Certains , dans leur désir de fuir cette vie où l'humain n'a plus de
place, se jettent à corps perdu
dans l'action, et y consument jusqu'au bout
leurs forces vitales. D'autres y brûlent leur révolte , afin de
résister à la tentation de la violence.
Mais tous, face à l'inertie de leurs contemporains,
se veulent étincelles, expliquant patiemment à chaque passant les
pièges qu'on nous prépare.
Ils espèrent mettre le feu aux poudres avant qu'il ne soit trop tard,
refusant d'attendre bras croisés, un hypothétique grand soir.
Ils rêvent d'enflammer les consciences, de redonner dignité à leurs frères et chaleur à la société.
Sous les braises encore rouges des anciennes luttes
perdues, couvent leurs
cris
de refus.
Ils veulent croire, contre tout espoir, qu'un jour une légère brise ou ,
s'il le faut vraiment , un ouragan,
attisera le feu qui faiblit .
Voilà pourquoi ils ont tant à coeur
de ne jamais le laisser
mourir .
15 janvier 2004
L'hiver 86 a un temps fermé les salles de classe. La formation des
citoyens emprunte d'autre
voies, plus concrètes, plus directes. Les cours d'économie ont quitté
les livres, pour une mise en actes. Le prof explique, motive. Dans sa
classe de 1ère B vont naître des vocations militantes.
Débrayage du lycée de Meaux, pour lequel les enfants de bourgeois
obtiennent des dérogations, afin de fuir celui-ci, trop populaire, ayant
cour commune avec le LEP, et mauvaise réputation. On prend le train, et
le temps de discuter; on marche jusqu'au lycée, on fait connaissance,
d'autres valeurs, d'autres qualités émergent; on demande à rencontrer
les profs grévistes, on se frotte aux adultes, à l'autorité; on essaie
de convaincre une délégation d'élèves, on apprend à argumenter.
Manif monstre à Paris. « Devaquet au piquet! »
Cordon de sécurité, notre rôle est de protéger, mais aussi de
circonscrire nos camarades. Peut être également de sauvegarder les
vitrines bourgeoises des excès de la révolte, on ne sait pas, cela ne
nous a pas été officiellement signifié, mais sûrement, à la réflexion.

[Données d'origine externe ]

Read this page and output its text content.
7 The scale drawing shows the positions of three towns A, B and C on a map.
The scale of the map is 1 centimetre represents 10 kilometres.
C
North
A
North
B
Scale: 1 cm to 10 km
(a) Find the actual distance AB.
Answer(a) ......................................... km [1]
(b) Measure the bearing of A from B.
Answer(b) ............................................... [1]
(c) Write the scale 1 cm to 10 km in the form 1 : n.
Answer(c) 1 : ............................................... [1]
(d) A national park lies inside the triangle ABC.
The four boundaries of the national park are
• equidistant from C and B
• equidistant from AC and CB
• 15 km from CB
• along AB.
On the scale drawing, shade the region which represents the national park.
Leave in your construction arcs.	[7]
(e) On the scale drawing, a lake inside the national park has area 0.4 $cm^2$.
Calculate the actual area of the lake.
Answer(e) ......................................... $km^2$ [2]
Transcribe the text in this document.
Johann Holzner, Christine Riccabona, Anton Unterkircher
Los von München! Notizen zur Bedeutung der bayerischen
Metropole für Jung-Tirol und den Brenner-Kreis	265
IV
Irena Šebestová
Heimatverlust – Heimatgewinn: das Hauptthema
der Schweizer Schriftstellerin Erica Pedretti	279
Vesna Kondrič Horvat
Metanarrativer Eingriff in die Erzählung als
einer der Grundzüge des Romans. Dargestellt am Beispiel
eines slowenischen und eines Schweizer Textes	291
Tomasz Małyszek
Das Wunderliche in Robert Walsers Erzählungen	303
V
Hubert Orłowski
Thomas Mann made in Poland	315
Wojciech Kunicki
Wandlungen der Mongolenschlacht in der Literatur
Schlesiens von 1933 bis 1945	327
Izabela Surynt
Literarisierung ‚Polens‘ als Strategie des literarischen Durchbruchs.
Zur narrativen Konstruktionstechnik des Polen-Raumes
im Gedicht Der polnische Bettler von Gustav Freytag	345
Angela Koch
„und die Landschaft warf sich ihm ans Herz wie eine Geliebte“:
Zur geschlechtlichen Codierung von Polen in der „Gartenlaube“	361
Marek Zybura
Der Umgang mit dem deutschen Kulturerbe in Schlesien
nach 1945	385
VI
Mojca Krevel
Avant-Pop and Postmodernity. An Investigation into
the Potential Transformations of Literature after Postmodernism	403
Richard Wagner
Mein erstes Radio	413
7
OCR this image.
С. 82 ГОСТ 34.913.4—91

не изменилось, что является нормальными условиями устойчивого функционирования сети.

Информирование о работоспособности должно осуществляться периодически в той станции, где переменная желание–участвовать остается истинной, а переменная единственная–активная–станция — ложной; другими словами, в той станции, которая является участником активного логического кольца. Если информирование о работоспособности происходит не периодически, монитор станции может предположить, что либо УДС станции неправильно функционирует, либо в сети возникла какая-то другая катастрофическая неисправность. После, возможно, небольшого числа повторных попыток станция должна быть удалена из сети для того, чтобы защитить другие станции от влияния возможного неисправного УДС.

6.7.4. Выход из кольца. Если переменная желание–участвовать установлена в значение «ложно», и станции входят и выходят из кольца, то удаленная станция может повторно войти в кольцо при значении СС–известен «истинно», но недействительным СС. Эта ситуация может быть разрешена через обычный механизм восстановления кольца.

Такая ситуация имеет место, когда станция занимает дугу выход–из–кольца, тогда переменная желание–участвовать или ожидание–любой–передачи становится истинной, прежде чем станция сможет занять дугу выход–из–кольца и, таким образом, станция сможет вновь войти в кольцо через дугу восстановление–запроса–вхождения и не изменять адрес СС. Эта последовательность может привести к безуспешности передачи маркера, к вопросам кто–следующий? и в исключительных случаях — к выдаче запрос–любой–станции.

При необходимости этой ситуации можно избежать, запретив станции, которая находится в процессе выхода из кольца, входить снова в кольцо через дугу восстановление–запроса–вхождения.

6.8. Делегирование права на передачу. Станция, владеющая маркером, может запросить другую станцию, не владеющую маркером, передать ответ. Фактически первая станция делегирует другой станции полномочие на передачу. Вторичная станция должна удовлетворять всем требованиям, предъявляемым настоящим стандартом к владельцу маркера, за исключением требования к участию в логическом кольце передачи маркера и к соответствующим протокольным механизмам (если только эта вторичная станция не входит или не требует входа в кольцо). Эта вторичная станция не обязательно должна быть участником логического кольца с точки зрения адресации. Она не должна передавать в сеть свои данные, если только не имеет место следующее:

La manif est énorme, des milliers d'étudiants, de lycéens, ceints par ce
solide cordon de jeunes plus engagés, qui se tiennent par la main, liés
par leur mission.
Par ces mains qui se joignent passent aussi leurs émotions
d'adolescents, de jeunes adultes de 17 ans, qui ont choisi leur voisin,
leur voisine de lutte, un peu moins innocemment qu'on pourrait le
croire.
Rue d'Assas, fac du même nom, le GUD est là, en face, organisé,
menaçant.
Affrontements inévitables entre jeunes sûrs de leurs convictions toutes
fraîches. Injures, menaces, jets d'objets, quelques bleus, quelques
bosses, mais le seul mort, Malik, c'est dans un commissariat qu'il
décédera!
Affolement dans les rangs, le cordon se disloque, panique, fuite en
toutes direction, la rue se vide en un instant. Tétanisée, paralysée par
sa peur, elle n'a pas bougé. Elle est là, au milieu de la rue, ne voyant
même plus la menace. Il revient alors la chercher, l'attrape par le bras
et l'entraîne à l'abri d'une porte cochère...
à Rémi B.
3 avril 2004
posté le 8 juin 2005 à 21h02
Histoire de rages et de vagues. Histoire lente comme les pensées.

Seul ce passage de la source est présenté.